In a 4-4-D you will largely surrender wide areas and teams suffer from being doubled up on the byline and commit a lot of space to opposition attackers in the half-spaces (inside channels). We already suffer from crosses into the box and opposing players picking the ball up at pace in the half-spaces (for example against both Oxford and Blackpool), and I just think this would expose our weaknesses even further.

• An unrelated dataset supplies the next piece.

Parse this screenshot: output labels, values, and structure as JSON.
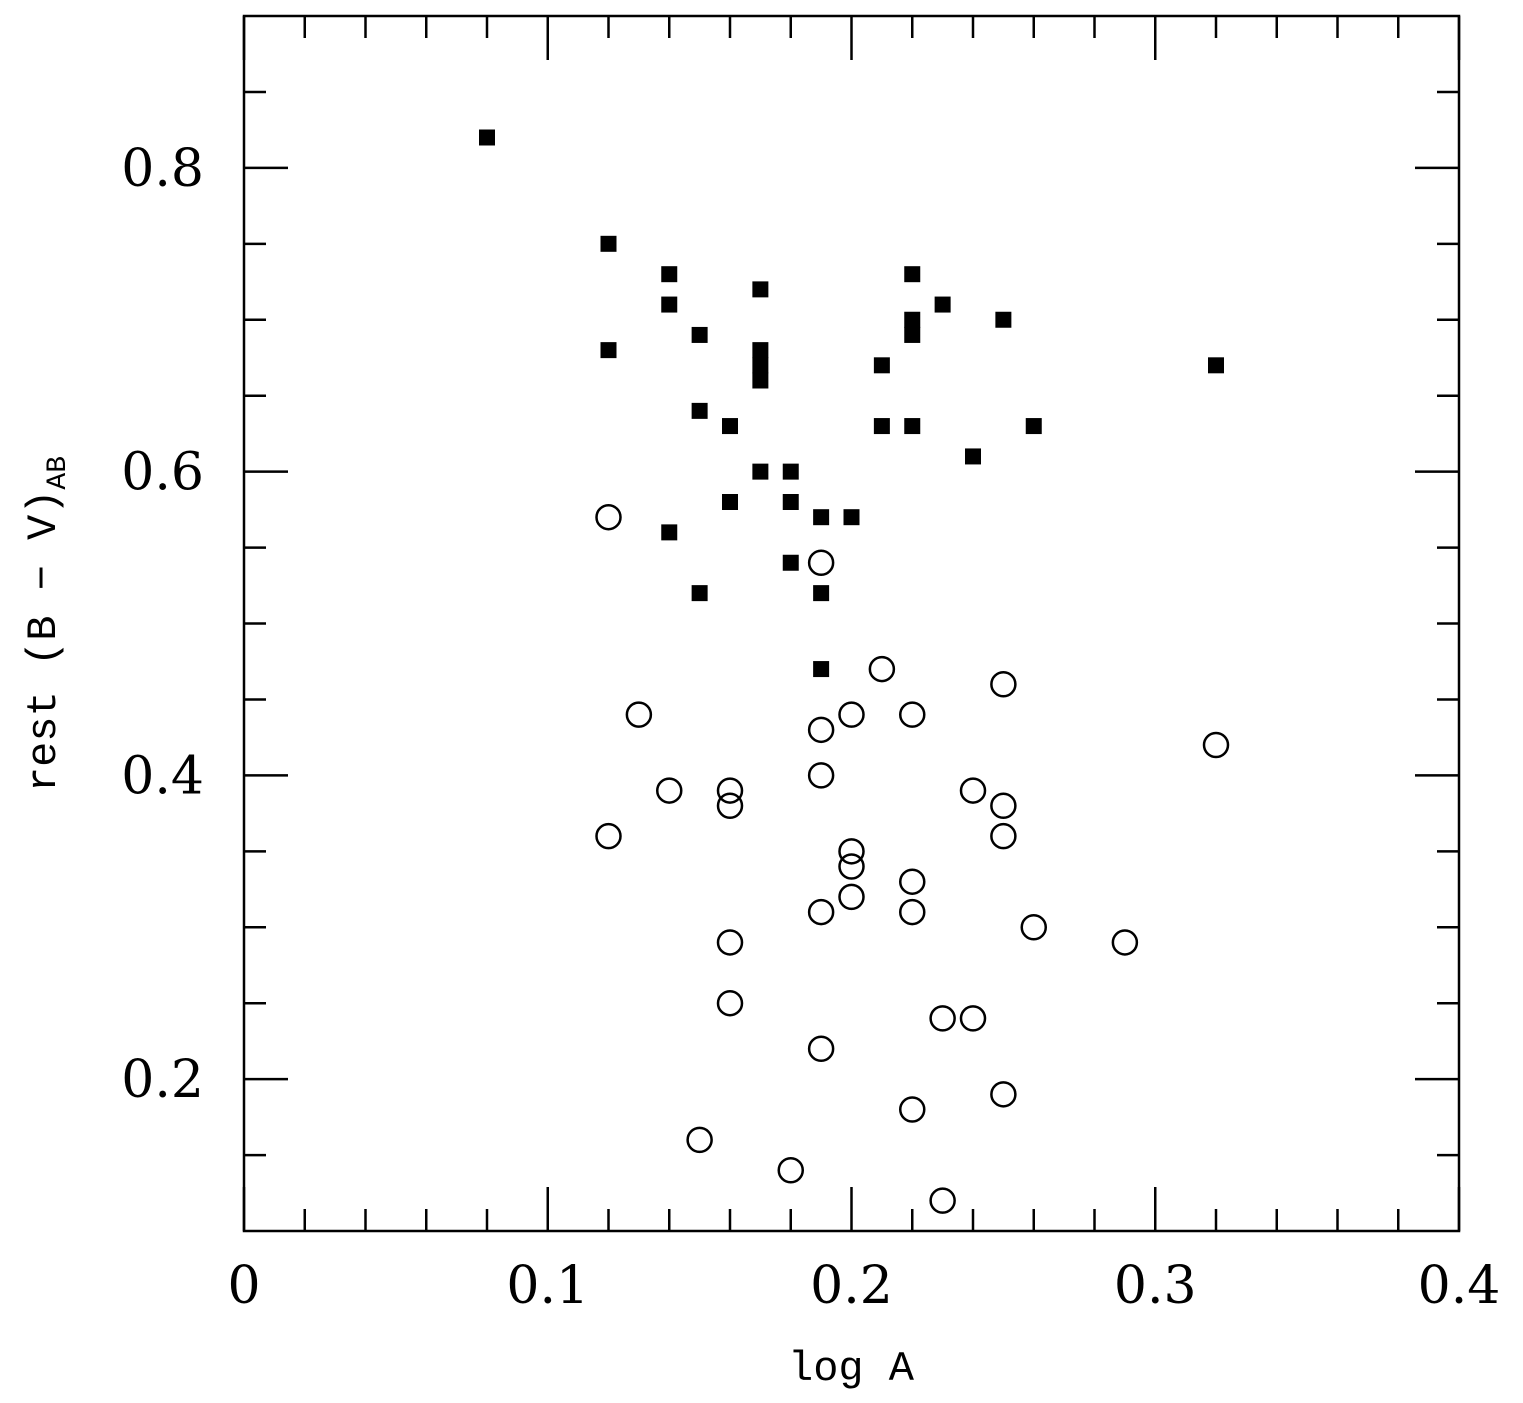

We need to stick to 4-3-3 morphing into 4-4-2 later in games or shift to a back-three as seen at the start of the season. Essentially, however, the issue isn’t in formation, but our style of play. Blackpool was arguably the best we’ve played since the Luton game in early January, but we still progress up the pitch far too laboriously and our central defenders no longer split wide in possession. Thus as a result the full-backs sit deep and are very reactive in making runs in behind and the wingers are stuck out wide, and therefore the central striker isolated.
Nevertheless, we carved Blackpool open on numerous occasions (a side who before the game had the joint-best defence in the league) and we only didn’t come away with a much-needed win because of the fine margins of Will Grigg’s unfortunate misses.
Grigg has never been given a sustained run of games in the Championship, and as a result he hasn’t ever proven himself at that level. He is very much a striker where the more he plays the better he gets - and I think if we follow the same blueprint we will come away with better performances and vital three points.
A few changes are needed, not wholesale - especially at this stage of the season. For example, Lynden Gooch worked tremendously well on Tuesday, yet he was obviously poor and didn’t really know how to play as a CM on the right of a three. Get that balance right, play more positionally and progressively and these goals will come. I’m sure of it.
I’ve discussed more in-depth how positional football is vital, especially in a back three in more depth on the site. If we are looking for formation changes, that is personally what I’d shift to.